Klebsiella pneumoniae is a leading cause of pneumonia due to gram-negative bacteria. A significant clinical complication of pulmonary infection with K. pneumoniae is peripheral blood dissemination, which results in a systemic infection coincident with the localized pulmonary infection. This study describes the critical importance of tumor necrosis factor (TNF) receptor 1 (TNFR1)-mediated signaling during K. pneumoniae bacteremia. TNFR1-deficient mice displayed a significantly increased mortality rate after intravenous inoculation. Unexpectedly, this increased mortality occurred in the absence of either increased bacterial burden or increased liver injury. However, excessive production of proinflammatory cytokines, including TNF-alpha , was observed in TNFR1-deficient mice, compared with that observed in infected C57BL/6 mice, which suggests that production was dysregulated in the absence of TNFR1 signaling. In contrast, other experiments examined the effect of immunotherapy with anti-TNF-alpha during K. pneumoniae bacteremia. Administration of a neutralizing anti-TNF-alpha antibody completely ablated K. pneumoniae-induced liver injury. This reduction in liver injury failed to translate into an improved survival rate, because mice died of the infection as late as 10 days after infection. Bacterial clearance after neutralization of TNF-alpha was significantly impaired at later time points during infection. Diminished production of liver-associated cytokines and chemokines correlated with impaired bacterial clearance, which suggests that antibacterial immune responses were dampened. These data indicate that the antibacterial host response is dysregulated in mice lacking TNFR1 or TNF-alpha bioactivity.

Anti-tumor necrosis factor-alpha therapy during murine Klebsiella pneumoniae bacteremia: increased mortality in the absence of liver injury.

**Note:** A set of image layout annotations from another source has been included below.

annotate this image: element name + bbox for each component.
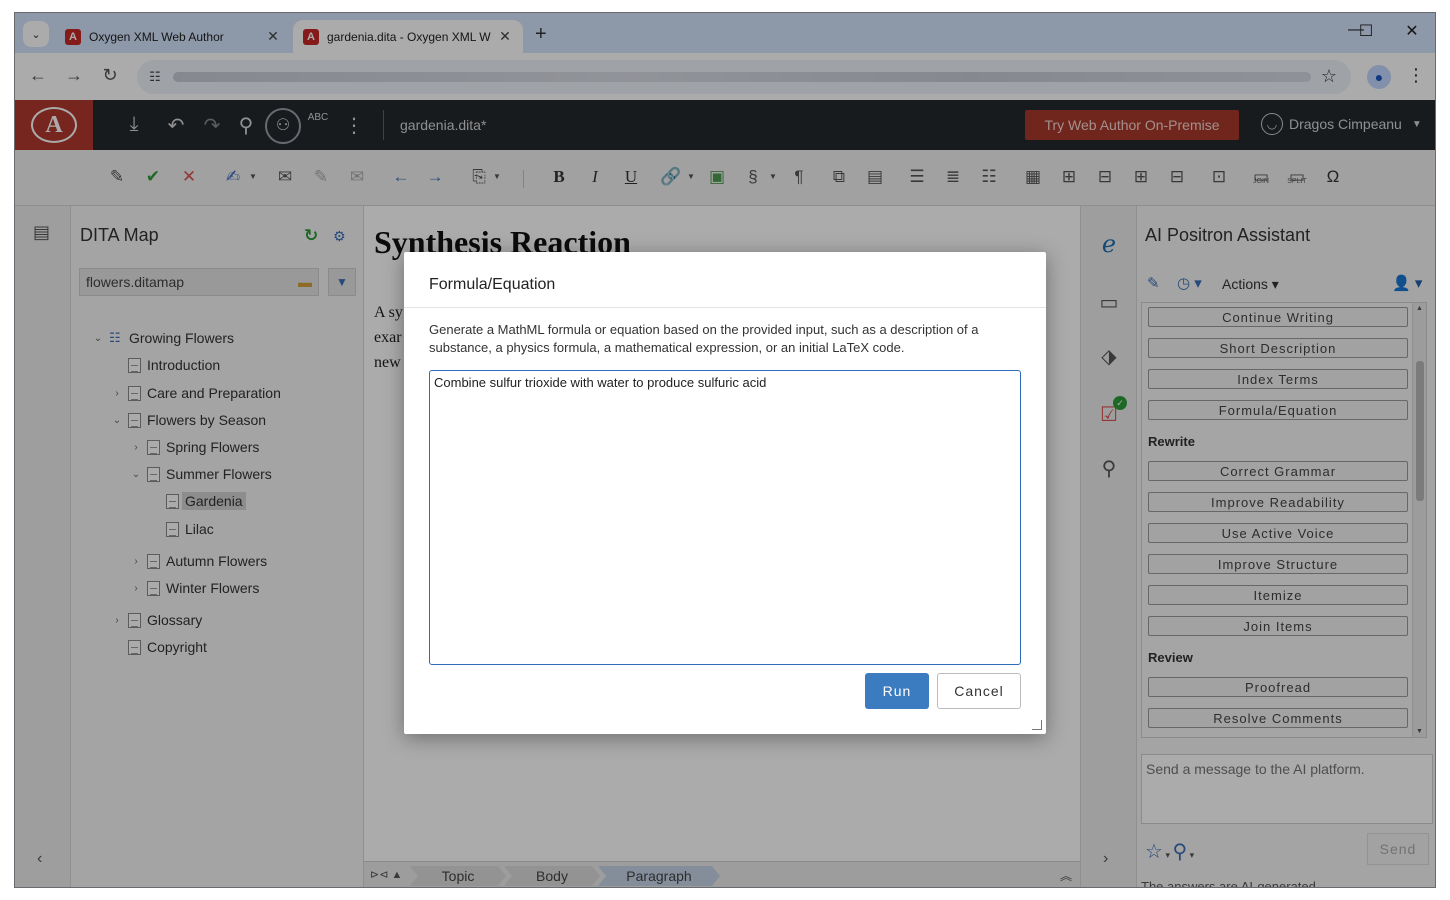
- formula-input[interactable]: Combine sulfur trioxide with water to pr…: [429, 370, 1021, 665]
- formula-equation-dialog: Formula/Equation Generate a MathML formu…: [404, 252, 1046, 734]
- cancel-button[interactable]: Cancel: [937, 673, 1021, 709]
- dialog-description: Generate a MathML formula or equation ba…: [429, 322, 979, 355]
- resize-handle[interactable]: [1032, 720, 1042, 730]
- run-button[interactable]: Run: [865, 673, 929, 709]
- dialog-title: Formula/Equation: [404, 252, 1046, 308]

Klebsiella pneumoniae is a leading cause of gram-negative bacterial pneumonia, often resulting in bacteremia concurrent with the localized pulmonary infection. The beneficial role of tumor necrosis factor (TNF)-alpha during pulmonary infection has been well documented; however, consequences of TNF-alpha production during systemic bacterial infection are controversial. A murine model of K. pneumoniae was developed to address this important issue. Liver-associated TNF-alpha mRNA was induced within 30 min after intravenous bacterial inoculation and remained elevated through 6 h before returning to near-baseline at 24 h postinfection. Intravenous K. pneumoniae infection induced liver cellular injury that was completely ablated when mice were pretreated with a neutralizing anti-TNF-alpha antibody. Interestingly, this reduction in liver injury failed to translate into improved survival. Mice receiving anti-TNF-alpha continued to succumb to the infection even out to day 10 postinfection. Bacterial clearance after TNF-alpha neutralization was significantly impaired at later time points during infection. Correlating with impaired bacterial clearance was diminished production of liver-associated MIP-2, MIP-1alpha, MCP-1, and interferon-gamma. Further evidence of diminished antibacterial immune responses was noted when the activational status of splenic natural killer cells in anti-TNF-alpha-treated mice was examined 24 h postinfection. Natural killer cells displayed decreased CD69 expression. Combined, these data indicate that the beneficial effects of TNF-alpha during systemic K. pneumoniae infection outweigh the detrimental effects of TNF-alpha-mediated hepatocyte cellular injury. Anti-TNF-alpha therapy, although preventing liver injury during blood-borne bacterial infection, results in a dampened anti-bacterial host response, resulting in decreased bacterial clearance and overall survival.